Tom Kenny started in trucking in the mid-’70s when he was 18 and his grandfather lent him the money to buy a ’77 International cabover.

Working in Hardesty, Alta. — about two hours more east than south from Edmonton — Kenny hauled fertilizer, grain, and livestock for a year before joining L.E. Matchett Trucking.

Although Kenny says he didn’t have CEO aspirations when he took the keys to his first truck, having a wife and four boys was motivation enough.

And though he’s worked his way up to the top of the operation and a life behind the desk, Kenny still feels the pull of the road. He oversees about 435 trucks; he’s lived through a number of acquisitions — seeing them from both sides — and he no longer works for a trucking company but rather a division of an investment company. He still heads out on the road from time to time to stay in touch with the drivers; and he loves getting behind the wheel.

But these days, he’s Tom Kenny, CEO of Westcan Bulk Transport, a division of a private equity firm called TriWest.

More and more Canadian truckers are toying with equities. Kenny’s is the story of one that worked as planned. Almost.

Kenny first came on board the Edmonton-based bulk hauler about 16 years ago when Westcan purchased L.E. Matchett Trucking. At the time, Kenny owned two trucks and they were both leased to Matchett.

Westcan, meanwhile, was a division of Winnipeg’s Paul’s Hauling, owned by Paul Albrechtsen. When Westcan purchased Matchett, Kenny was offered a managment position with the larger operation and became general manager in Edmonton. The company grew and developed a strong position in the bulk transportation market in western Canada; so when TriWest showed up in 2007, Kenny was able to provide the equity firm with the basis for a solid investment.

Westcan wasn’t TriWest’s first trucking effort. The equity was formed in 1998, with more than $425 million in committed capital. The goal was to invest in established well-run companies with proven track records and sustainable competitive advantages. Its first trucking purchase was Highland Transport.

Kenny says the synergies formed with sister
companies allows Westcan to strengthen its position in the marketplace.

 TriWest bought Highland in 2001 and sold it in 2004 to TransForce. After that, TriWest purchased the venerable Northern Alberta general hauler, ice-road specialist, and family-owned RTL Robinson

Then came the Westcan purchase and more recently, TriWest expanded again when Paul’s sold off another asset — Gardewine — to TriWest for an undisclosed price.

According to Kenny, these types of buyout are designed to create minimal uncertainty around the office. The biggest change for Westcan was losing Paul’s Hauling as a sister company, but RTL Robinson substituted into that role.

"The transition from Paul’s Hauling to TriWest has been fairly smooth in terms of day-to-day operations, not much has changed," explains Kenny. "Our goal is now to grow the business and the experience and knowledge TriWest brings to our company will help achieve this goal."

While the trucking operations have retained their own management structures under TriWest, the carriers work closely to align best practices and maximize growth opportunities.

Westcan focuses on providing bulk transport services for a number of different industry sectors, primarily in western Canada and the northwest U.S., and they’ve been at it since 1964.

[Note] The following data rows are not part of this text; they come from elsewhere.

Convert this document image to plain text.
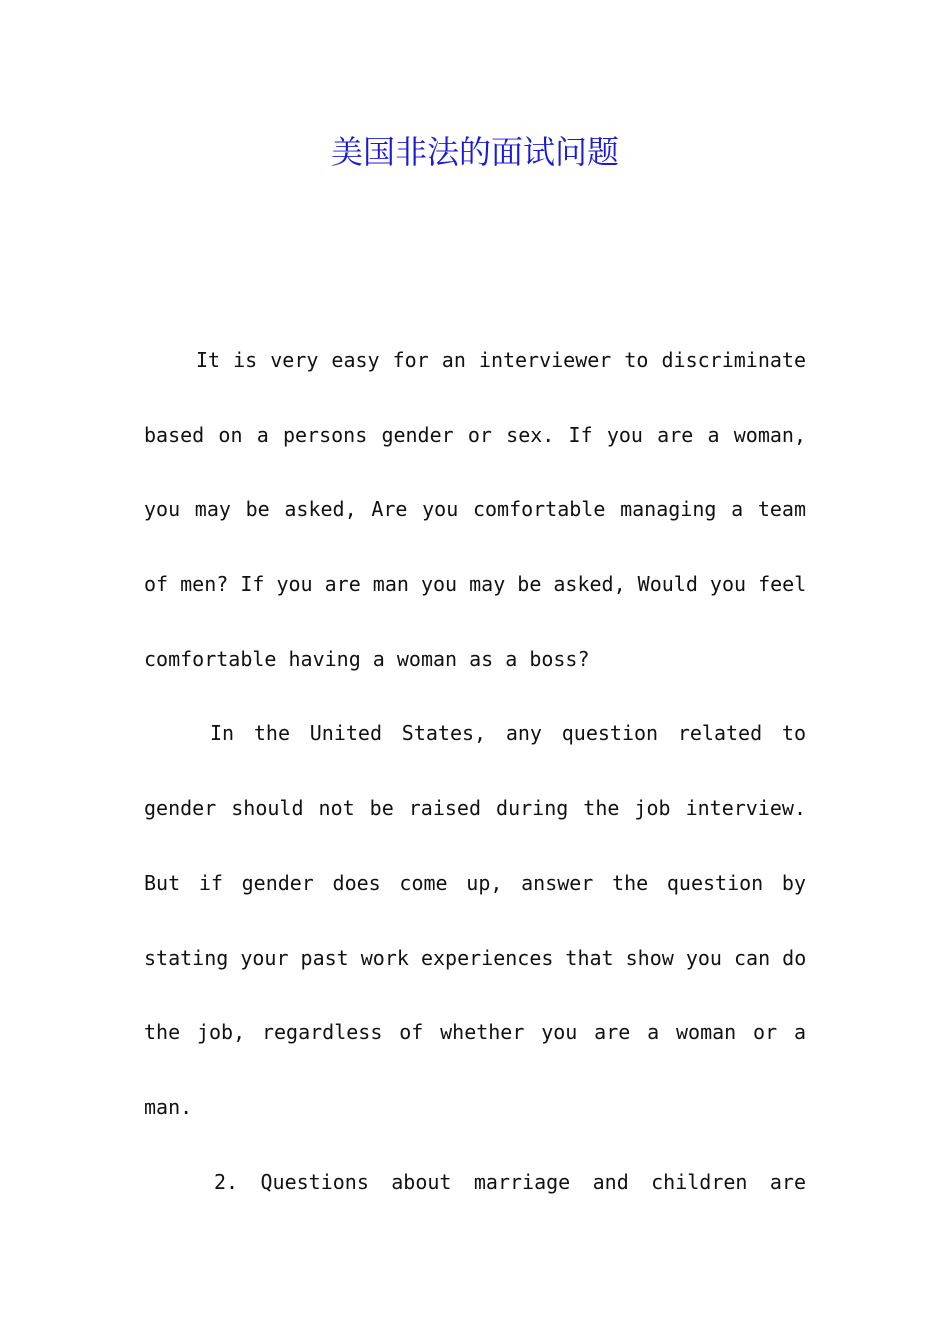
美国非法的面试问题

It is very easy for an interviewer to discriminate

based on a persons gender or sex. If you are a woman,

you may be asked, Are you comfortable managing a team

of men? If you are man you may be asked, Would you feel

comfortable having a woman as a boss?

In the United States, any question related to

gender should not be raised during the job interview.

But if gender does come up, answer the question by

stating your past work experiences that show you can do

the job, regardless of whether you are a woman or a

man.

2. Questions about marriage and children are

RTL Robinson had transformed since 1968 from a transportation company to a provider of transportation, construction and logistics services. Established in Canada’s North, the carrier provides LTL service across the western arctic and is a key member in both summer and winter road construction.

The Gardewine Group has six divisions and dabbles in a bit of everything. While the company has expanded its reach, primary service in the past has been in Manitoba and northwestern Ontario.

Each of the carriers under TriWest operates in different markets and growth for each carrier likely won’t come through diversification, so the fleets will lean on each other create a better support network.

"Our sister companies have a positive impact on our business, and vice-versa," notes Kenny, who in 2005 was given one of Alberta’s most prestigious trucking industry awards. "Through our relationship with RTL, we are able to develop synergies that will ultimately allow us to strengthen our position in the marketplace."

"We are looking to achieve growth both organically and by acquisition if the right opportunities present themselves," says Kenny. "Alignment of our companies is another primary focus. This involves determining best practices, applying them in a way that is mutually beneficial, and working together as a cohesive team."

Increasingly, acquisitions are being viewed less as takeovers and more as an injection of new money, new ideas and new optimism. In other words, growth.